As mortes na estrada tiveram redução de 21,7% nos trechos onde estão localizados os radares. Mas o raciocínio do presidente é mais linear: andar depressa dá prazer, multas não permitem que se ande depressa, logo, acabemos com os radares.

Outro hobby de Bolsonaro é a pesca: em 2012, ainda deputado, foi multado por um fiscal do instituto de proteção ambiental Ibama por estar a pescar numa estação ecológica em Angra dos Reis, Rio de Janeiro.

Resultado: eleito, tratou de despedir esse fiscal, dizimar o Ibama e ainda revogar a proibição da pesca na estação ecológica onde foi multado "para tornar Angra dos Reis uma Cancún".

O presidente, o mundo sabe-o, também gosta de disparar. Vai daí, acompanhado pelo excitadíssimo grupo de deputados pró-armas conhecido como Bancada da Bala de polegar e indicador esticados a fazer o gesto da pistolinha, assinou decreto a permitir que atiradores e colecionadores possam circular de arma carregada por aí. Provavelmente porque daria muito trabalho carregar a arma só dentro do clube de tiro.

Na sequência, facilitou o porte de arma a políticos, advogados, jornalistas, camionistas e um sem-fim de outros setores profissionais num total de cerca de 19 milhões de brasileiros - o dobro da população de Portugal.
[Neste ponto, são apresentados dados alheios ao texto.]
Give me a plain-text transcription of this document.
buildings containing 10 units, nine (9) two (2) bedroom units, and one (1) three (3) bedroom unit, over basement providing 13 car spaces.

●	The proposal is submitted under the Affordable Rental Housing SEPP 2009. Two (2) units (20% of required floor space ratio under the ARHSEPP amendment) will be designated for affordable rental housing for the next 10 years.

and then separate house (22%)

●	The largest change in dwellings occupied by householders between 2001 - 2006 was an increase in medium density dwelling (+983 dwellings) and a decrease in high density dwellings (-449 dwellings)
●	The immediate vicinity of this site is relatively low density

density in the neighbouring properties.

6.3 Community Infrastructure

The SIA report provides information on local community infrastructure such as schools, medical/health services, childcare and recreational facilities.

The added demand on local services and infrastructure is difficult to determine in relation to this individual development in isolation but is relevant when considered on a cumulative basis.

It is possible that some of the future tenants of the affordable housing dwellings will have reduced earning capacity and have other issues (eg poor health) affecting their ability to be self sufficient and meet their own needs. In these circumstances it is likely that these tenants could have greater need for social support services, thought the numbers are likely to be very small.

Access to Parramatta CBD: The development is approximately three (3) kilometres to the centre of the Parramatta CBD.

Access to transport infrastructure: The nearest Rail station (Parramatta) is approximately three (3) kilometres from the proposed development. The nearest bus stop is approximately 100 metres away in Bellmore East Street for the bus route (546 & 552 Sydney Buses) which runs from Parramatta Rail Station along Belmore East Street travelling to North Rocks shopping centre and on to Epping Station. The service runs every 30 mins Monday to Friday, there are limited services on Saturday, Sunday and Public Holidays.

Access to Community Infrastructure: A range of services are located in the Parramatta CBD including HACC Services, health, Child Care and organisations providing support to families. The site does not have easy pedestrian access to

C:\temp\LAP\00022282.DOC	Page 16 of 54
Como as crianças, Bolsonaro limita a sua ação aos seus pequenos gostos - acelerar, pescar, atirar. E aos seus pequenos temores: disse que não quer o Brasil conhecido no mundo como paraíso gay - de prostituição feminina não há problema - e vetou um anúncio em que brasileiros de todas as cores apareciam - talvez para o substituir por um com cidadãos de bem, brancos, ricos e de arma no coldre.

Ao contrário das crianças, no entanto, o "oooohhh" que o presidente inspira é de choque e espanto.